On every PR that touches a UI route, generate a demo video and comment with the embed. The agent reads the diff, identifies the changed page, and renders a flow that exercises the new code.

Onboarding videos from docs

For every "Getting started" markdown page in your docs, render a 30s walkthrough that demonstrates the steps. Re-render the whole set on a nightly cron — broken videos surface UI changes before users do.

API surface used by agents

  • GET /api/v1/schema — JSON Schema + quick reference.

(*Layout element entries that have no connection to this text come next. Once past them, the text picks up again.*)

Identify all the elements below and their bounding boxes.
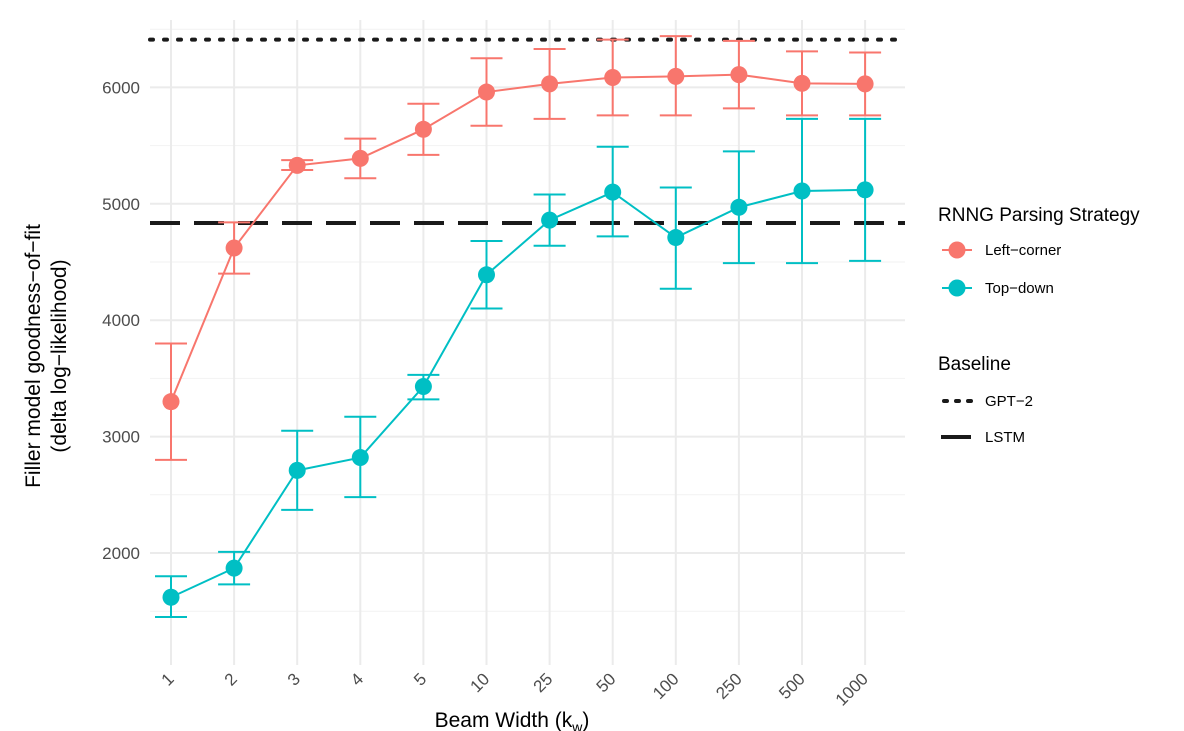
data-point — [793, 182, 811, 200]
data-point — [856, 75, 874, 93]
legend-label: GPT−2 — [985, 393, 1033, 410]
x-tick-label: 1000 — [832, 669, 872, 709]
data-point — [351, 449, 369, 467]
series-layer — [155, 35, 882, 619]
data-point — [162, 393, 180, 411]
y-tick-label: 5000 — [102, 195, 140, 214]
series-line — [170, 188, 866, 599]
y-tick-label: 3000 — [102, 428, 140, 447]
data-point — [225, 559, 243, 577]
legend-key-point — [948, 241, 966, 259]
data-point — [541, 75, 559, 93]
legend-label: Left−corner — [985, 242, 1061, 259]
y-tick-label: 6000 — [102, 78, 140, 97]
y-tick-label: 2000 — [102, 544, 140, 563]
legend-series-entries: Left−corner Top−down — [942, 241, 1061, 297]
y-axis-title-line2: (delta log−likelihood) — [48, 259, 71, 452]
x-tick-label: 25 — [530, 669, 557, 696]
x-tick-label: 5 — [410, 669, 430, 689]
legend-baseline-entries: GPT−2 LSTM — [941, 393, 1033, 446]
legend-item-lstm: LSTM — [941, 429, 1025, 446]
data-point — [288, 461, 306, 479]
data-point — [793, 74, 811, 92]
y-axis-title: Filler model goodness−of−fit (delta log−… — [22, 224, 71, 488]
data-point — [414, 378, 432, 396]
legend-title-strategy: RNNG Parsing Strategy — [938, 205, 1140, 226]
legend-label: LSTM — [985, 429, 1025, 446]
data-point — [162, 588, 180, 606]
y-tick-label: 4000 — [102, 311, 140, 330]
legend-label: Top−down — [985, 280, 1054, 297]
data-point — [478, 83, 495, 101]
series-left-corner — [155, 35, 882, 461]
legend-key-point — [948, 279, 966, 297]
x-axis-ticks: 1 2 3 4 5 10 25 50 100 250 500 1000 — [158, 669, 872, 709]
legend-item-gpt-2: GPT−2 — [942, 393, 1033, 410]
data-point — [604, 183, 622, 201]
x-tick-label: 3 — [284, 669, 304, 689]
data-point — [541, 211, 559, 229]
data-point — [288, 156, 306, 174]
x-tick-label: 500 — [775, 669, 808, 702]
y-axis-title-line1: Filler model goodness−of−fit — [22, 224, 45, 488]
data-point — [414, 120, 432, 138]
legend-item-top-down: Top−down — [942, 279, 1054, 297]
x-tick-label: 4 — [347, 669, 367, 689]
baseline-lines — [148, 37, 907, 226]
series-line — [170, 73, 866, 403]
x-tick-label: 1 — [158, 669, 178, 689]
x-tick-label: 250 — [712, 669, 745, 702]
legend-title-baseline: Baseline — [938, 354, 1011, 375]
data-point — [667, 67, 685, 85]
data-point — [856, 181, 874, 199]
data-point — [604, 69, 622, 87]
x-tick-label: 2 — [221, 669, 241, 689]
grid — [150, 20, 905, 665]
x-tick-label: 100 — [649, 669, 682, 702]
data-point — [478, 266, 495, 284]
x-axis-title: Beam Width (kw) — [435, 709, 590, 731]
data-point — [351, 149, 369, 167]
series-top-down — [155, 117, 882, 619]
legend: RNNG Parsing Strategy Left−corner Top−dow… — [938, 205, 1140, 446]
x-tick-label: 10 — [467, 669, 494, 696]
data-point — [730, 66, 748, 84]
y-axis-ticks: 2000 3000 4000 5000 6000 — [102, 78, 140, 563]
legend-item-left-corner: Left−corner — [942, 241, 1061, 259]
data-point — [667, 229, 685, 247]
data-point — [225, 239, 243, 257]
x-tick-label: 50 — [593, 669, 620, 696]
data-point — [730, 198, 748, 216]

No auth required.
  • POST /api/v1/probe — discover elements at a URL. Bearer auth.
  • POST /api/v1/renders — submit a render. Bearer + active subscription.
  • GET /api/v1/renders/{id} — poll a render. Bearer auth.

Full reference + status codes: /docs/api.

Limits

  • Concurrency: 3 renders in flight per account. The 4th returns 429 — agents should back off and retry.
  • Scan: Bearer-authed but not subscription-gated, so an agent can scan a page before the user has subscribed.